Saat Inggris menandai akhir dari era energi berbasis batubara, Indonesia berada pada titik kritis dalam perjalanan mencapai target energi bersih.
Pada 30 September 2024, Inggris menjadi negara G7 pertama yang menghentikan penggunaan batubara dalam pembangkit listrik, dengan menutup Pembangkit Listrik Ratcliffe-on-Soar setelah 142 tahun beroperasi.
Dengan target 95% listrik rendah karbon pada tahun 2030 dan emisi nol-bersih pada tahun 2035, Inggris telah menunjukkan komitmen yang kuat terhadap transisi energi yang dipandu oleh kebijakan jangka panjang.
Indonesia, sementara itu, sedang bersiap menyambut pergantian pemerintahan. Di tengah perubahan ini, pemerintah baru memiliki kesempatan langka untuk meninjau kembali ketergantungan negara pada batubara dan mendorong arah yang lebih berkelanjutan.
Di Indonesia, penggunaan batubara masih sangat dominan, khususnya di pembangkit listrik yang mendukung industri smelter. Kawasan Industri Morowali Indonesia (IMIP), sebagai contoh, mengoperasikan dua PLTU dengan kapasitas gabungan lebih dari 6.800 MW untuk mendukung kegiatan pengolahan nikel, komoditas penting bagi rantai pasok kendaraan listrik dunia.
Meskipun Indonesia berjanji mencapai emisi nol-bersih pada tahun 2060, izin untuk pembangkit batubara baru terus dikeluarkan, terutama untuk mendukung industri seperti smelter nikel. Ketergantungan ini bertentangan dengan komitmen iklim kita dan menghadirkan biaya lingkungan yang sangat besar, terutama bagi masyarakat lokal.
Banyak komunitas sekitar yang melaporkan kerusakan ekosistem: terumbu karang yang mati, hilangnya hutan mangrove, dan polusi air yang menghancurkan kehidupan laut. Kualitas udara dan air di kawasan ini pun semakin memburuk, dengan debu batubara dan polutan lainnya menyusup ke dalam tanah dan sumber air.

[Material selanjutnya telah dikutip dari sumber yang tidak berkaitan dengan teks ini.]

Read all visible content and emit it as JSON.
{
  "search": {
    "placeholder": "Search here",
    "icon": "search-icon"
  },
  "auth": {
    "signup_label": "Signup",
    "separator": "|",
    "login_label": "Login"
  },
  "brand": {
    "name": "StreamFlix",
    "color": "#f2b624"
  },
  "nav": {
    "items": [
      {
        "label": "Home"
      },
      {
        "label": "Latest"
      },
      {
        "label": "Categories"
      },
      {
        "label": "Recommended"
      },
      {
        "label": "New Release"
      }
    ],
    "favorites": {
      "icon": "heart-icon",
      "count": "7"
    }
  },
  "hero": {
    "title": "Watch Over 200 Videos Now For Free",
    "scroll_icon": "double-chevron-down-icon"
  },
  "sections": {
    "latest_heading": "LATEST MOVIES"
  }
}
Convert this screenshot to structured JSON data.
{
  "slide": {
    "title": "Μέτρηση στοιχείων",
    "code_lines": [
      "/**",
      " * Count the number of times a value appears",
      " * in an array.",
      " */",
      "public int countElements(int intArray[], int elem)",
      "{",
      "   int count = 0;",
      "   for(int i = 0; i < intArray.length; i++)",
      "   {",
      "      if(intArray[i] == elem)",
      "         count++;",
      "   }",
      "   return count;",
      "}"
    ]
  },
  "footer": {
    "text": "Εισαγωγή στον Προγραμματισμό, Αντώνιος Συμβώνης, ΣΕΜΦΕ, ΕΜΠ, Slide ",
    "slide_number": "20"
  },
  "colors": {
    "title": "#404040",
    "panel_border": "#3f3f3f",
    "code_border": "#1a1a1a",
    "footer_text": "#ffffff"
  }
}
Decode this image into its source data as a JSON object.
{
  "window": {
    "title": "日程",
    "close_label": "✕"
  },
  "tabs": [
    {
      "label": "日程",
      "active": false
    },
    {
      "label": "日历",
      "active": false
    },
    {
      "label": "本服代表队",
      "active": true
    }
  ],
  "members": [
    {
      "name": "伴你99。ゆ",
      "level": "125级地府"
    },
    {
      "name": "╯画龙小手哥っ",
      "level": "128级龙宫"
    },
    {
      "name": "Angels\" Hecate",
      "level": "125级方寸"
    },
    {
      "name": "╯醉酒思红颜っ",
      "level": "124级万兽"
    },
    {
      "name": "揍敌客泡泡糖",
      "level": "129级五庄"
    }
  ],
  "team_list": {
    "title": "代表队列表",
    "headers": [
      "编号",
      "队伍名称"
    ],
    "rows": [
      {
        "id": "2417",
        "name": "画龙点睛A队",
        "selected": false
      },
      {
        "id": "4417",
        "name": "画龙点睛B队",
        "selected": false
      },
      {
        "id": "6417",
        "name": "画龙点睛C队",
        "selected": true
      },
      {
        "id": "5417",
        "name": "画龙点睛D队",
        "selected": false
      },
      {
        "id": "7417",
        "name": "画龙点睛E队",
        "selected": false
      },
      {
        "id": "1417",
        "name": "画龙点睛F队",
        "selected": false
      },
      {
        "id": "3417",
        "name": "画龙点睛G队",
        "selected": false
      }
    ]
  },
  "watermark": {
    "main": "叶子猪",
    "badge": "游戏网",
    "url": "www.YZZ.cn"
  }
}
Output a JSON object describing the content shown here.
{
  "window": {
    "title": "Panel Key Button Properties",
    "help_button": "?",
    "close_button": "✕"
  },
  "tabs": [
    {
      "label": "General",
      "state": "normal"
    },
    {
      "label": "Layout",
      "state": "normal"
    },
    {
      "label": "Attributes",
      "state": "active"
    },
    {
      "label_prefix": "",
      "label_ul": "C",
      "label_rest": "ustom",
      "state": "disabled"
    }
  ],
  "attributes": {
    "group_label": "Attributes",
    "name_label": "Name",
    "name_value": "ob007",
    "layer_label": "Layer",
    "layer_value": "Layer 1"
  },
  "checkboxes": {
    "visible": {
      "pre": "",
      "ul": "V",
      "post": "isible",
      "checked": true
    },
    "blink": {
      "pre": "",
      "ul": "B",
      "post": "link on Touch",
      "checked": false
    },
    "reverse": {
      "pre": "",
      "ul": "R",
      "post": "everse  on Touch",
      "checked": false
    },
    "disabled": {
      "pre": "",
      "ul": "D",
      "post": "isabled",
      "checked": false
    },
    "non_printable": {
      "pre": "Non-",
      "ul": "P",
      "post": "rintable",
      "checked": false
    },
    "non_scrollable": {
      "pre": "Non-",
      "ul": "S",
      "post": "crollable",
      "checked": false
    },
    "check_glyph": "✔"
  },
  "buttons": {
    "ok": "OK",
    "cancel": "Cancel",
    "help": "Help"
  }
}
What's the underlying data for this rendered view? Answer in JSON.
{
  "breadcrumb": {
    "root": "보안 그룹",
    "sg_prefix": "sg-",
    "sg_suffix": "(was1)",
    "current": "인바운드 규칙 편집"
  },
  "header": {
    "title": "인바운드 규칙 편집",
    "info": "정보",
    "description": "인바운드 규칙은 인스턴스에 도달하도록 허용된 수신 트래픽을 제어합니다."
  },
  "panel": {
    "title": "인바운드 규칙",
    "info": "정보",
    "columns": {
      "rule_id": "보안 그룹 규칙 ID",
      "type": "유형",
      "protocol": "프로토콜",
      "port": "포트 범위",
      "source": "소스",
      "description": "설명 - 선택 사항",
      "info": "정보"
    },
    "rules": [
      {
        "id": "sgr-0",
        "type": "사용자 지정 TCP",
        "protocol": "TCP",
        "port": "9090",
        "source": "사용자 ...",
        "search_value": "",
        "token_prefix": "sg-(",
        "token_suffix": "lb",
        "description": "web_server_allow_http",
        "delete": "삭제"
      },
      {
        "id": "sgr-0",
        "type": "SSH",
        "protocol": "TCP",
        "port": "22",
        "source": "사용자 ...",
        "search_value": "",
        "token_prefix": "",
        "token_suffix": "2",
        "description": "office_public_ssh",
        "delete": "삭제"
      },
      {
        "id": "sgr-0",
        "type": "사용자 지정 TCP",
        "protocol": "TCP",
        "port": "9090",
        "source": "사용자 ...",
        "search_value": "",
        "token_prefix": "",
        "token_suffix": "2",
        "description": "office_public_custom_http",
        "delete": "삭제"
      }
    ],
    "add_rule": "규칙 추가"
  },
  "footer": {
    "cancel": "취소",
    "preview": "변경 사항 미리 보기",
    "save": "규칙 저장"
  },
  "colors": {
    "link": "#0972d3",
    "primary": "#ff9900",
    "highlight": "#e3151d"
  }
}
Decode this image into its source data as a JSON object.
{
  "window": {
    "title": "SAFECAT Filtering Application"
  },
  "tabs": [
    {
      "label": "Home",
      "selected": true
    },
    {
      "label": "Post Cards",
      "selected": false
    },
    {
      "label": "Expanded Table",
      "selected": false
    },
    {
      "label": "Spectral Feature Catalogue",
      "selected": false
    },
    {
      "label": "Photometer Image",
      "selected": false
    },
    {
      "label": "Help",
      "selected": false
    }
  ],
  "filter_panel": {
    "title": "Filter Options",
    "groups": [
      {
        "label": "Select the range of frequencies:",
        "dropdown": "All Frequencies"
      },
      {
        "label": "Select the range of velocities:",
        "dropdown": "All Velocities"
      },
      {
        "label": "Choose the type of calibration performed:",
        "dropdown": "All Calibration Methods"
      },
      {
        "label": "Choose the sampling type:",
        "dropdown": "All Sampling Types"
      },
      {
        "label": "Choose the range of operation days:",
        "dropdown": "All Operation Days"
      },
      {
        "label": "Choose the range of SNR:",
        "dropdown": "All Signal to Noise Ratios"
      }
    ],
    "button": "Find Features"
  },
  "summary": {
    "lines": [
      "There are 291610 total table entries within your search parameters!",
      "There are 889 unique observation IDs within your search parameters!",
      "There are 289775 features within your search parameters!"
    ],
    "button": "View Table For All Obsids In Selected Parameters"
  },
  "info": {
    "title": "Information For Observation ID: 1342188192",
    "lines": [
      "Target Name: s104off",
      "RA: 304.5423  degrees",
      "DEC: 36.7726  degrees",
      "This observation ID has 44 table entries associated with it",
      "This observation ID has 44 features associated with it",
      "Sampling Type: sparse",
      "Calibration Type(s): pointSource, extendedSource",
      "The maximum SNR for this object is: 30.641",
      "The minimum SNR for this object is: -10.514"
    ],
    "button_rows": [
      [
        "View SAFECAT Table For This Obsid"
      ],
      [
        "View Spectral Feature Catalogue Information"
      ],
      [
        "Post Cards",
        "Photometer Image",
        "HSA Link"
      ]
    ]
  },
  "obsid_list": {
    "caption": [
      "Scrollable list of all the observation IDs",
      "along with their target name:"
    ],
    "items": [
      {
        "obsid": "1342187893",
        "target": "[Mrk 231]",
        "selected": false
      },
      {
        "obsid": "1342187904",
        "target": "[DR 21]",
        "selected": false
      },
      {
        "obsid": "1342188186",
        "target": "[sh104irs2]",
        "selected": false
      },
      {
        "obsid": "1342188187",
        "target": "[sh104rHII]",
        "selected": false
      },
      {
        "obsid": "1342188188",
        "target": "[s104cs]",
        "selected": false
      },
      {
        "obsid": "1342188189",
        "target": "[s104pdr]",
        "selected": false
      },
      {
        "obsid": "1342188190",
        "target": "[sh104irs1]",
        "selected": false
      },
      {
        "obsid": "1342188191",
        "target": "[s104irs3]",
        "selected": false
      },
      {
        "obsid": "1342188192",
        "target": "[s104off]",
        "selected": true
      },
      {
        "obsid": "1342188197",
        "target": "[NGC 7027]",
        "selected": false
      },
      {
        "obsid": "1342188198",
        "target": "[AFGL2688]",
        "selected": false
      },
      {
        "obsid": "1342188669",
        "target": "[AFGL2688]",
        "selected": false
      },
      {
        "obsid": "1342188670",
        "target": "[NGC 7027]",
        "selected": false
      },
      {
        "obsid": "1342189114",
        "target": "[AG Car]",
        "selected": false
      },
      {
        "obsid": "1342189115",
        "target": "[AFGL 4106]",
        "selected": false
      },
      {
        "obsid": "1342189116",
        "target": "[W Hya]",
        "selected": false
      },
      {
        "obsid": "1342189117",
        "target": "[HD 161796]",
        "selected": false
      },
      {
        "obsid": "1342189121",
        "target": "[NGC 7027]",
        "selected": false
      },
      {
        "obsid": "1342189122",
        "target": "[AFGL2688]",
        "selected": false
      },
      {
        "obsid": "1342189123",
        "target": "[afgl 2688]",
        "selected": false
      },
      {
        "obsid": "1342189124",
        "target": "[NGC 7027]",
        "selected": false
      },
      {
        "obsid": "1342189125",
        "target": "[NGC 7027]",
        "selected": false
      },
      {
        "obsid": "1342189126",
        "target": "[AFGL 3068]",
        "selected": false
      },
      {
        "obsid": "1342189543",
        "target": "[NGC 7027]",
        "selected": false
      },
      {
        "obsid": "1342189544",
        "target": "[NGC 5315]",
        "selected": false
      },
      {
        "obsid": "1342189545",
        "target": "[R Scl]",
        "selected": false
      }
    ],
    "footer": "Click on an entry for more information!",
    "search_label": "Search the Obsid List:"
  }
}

Sebagai Presiden terpilih, Prabowo Subianto menghadapi tantangan besar untuk mendorong transisi energi Indonesia ke arah yang lebih bersih dan berkelanjutan. Ini bukan tugas yang mudah, dengan adanya keterbatasan keuangan, tekanan internasional, dan kebutuhan untuk menjaga keseimbangan antara pertumbuhan ekonomi dan komitmen lingkungan. Untuk menghadapi situasi ini, ada tiga opsi strategis yang dapat dipertimbangkan.
Pertama, menjajaki kemitraan di luar aliansi tradisional. Dalam mencapai tujuan energi bersih, pemerintahan Prabowo mungkin perlu menjalin kemitraan di luar kerangka Just Energy Transition Partnership (JETP).
China, misalnya, telah menunjukkan kemajuan luar biasa dalam energi terbarukan, meningkatkan pangsa energi bersihnya dari 5% menjadi 40% dalam dua dekade terakhir. Kemitraan dengan China bisa memberi dukungan finansial dan teknologi, namun pendekatan ini juga memiliki tantangan.